Its not quite the natural wonder that it appears to be. The water is pumped from a mile underground and then used at the nearby geothermal power station before being pumped into an artificial lava lake-bed which forms the Blue Lagoon. Not that there was any mention of that on the signs outside which talked a lot about the natural healing properties of the water, but you can forgive them for that. “Come and bathe in power station-outflow” isn’t perhaps the ideal way of pulling in the punters. It is though, a lovely experience.
The water is warm and a cloudy blue. It was -6C when we were there and the clouds of steam made it impossible to see from one side top the other. P and I smothered ourselves in the white silicate mud and were instantly ten years younger. Tom, who hasn’t got ten years to lose gave the mud a wide berth. He liked the lava cave though and it was all slightly surreal. It was very relaxing too and we left feeling that we had warmed up our inner cores and taken a few lines off as well!

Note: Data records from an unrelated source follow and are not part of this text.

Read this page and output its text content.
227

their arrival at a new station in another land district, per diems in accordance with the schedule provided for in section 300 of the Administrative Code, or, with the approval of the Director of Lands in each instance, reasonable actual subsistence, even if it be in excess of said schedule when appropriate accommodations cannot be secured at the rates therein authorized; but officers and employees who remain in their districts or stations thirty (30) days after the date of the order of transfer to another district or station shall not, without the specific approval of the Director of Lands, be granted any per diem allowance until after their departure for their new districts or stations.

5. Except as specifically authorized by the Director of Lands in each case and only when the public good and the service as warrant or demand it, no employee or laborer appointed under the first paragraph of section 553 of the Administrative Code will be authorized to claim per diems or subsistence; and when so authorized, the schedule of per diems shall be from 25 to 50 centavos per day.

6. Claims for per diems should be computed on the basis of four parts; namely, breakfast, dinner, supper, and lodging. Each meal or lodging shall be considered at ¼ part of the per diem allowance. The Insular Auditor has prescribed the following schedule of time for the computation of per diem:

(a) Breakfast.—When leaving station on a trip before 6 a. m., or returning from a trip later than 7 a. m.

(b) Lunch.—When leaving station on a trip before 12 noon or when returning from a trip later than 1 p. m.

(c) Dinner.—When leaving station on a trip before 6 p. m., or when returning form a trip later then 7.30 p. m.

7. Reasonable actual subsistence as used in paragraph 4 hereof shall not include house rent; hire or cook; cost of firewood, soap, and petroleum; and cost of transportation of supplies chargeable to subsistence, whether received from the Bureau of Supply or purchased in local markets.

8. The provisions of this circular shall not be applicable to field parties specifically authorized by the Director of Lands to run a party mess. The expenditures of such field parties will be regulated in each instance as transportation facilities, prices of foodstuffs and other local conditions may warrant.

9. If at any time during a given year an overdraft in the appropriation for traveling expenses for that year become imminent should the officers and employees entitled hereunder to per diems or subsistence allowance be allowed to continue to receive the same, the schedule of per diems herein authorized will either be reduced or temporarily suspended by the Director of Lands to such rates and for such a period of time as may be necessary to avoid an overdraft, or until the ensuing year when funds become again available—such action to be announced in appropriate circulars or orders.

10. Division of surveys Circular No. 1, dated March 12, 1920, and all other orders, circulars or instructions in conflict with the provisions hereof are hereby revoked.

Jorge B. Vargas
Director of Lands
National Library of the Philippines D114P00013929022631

From the observation deck we enjoyed our last big views across icy Iceland before making for the airport. Even at midday the sun was only just above the horizon so it never really feels like anything more than early morning, until the light slowly begins to fade and twilight settles over everything.
We never did see the Northern Lights in the end, although we had our fingers crossed right until the last minute at the airport where it was still cold crisp and clear – the perfect conditions apparently. But, not quite, according to the lady at the cafe at our gate who told a couple of disappointed English tourists that it wasn’t NEARLY cold enough to see the Northern Lights yet. Maybe we will have to come back again. It was a lovely few days and left us hankering for more.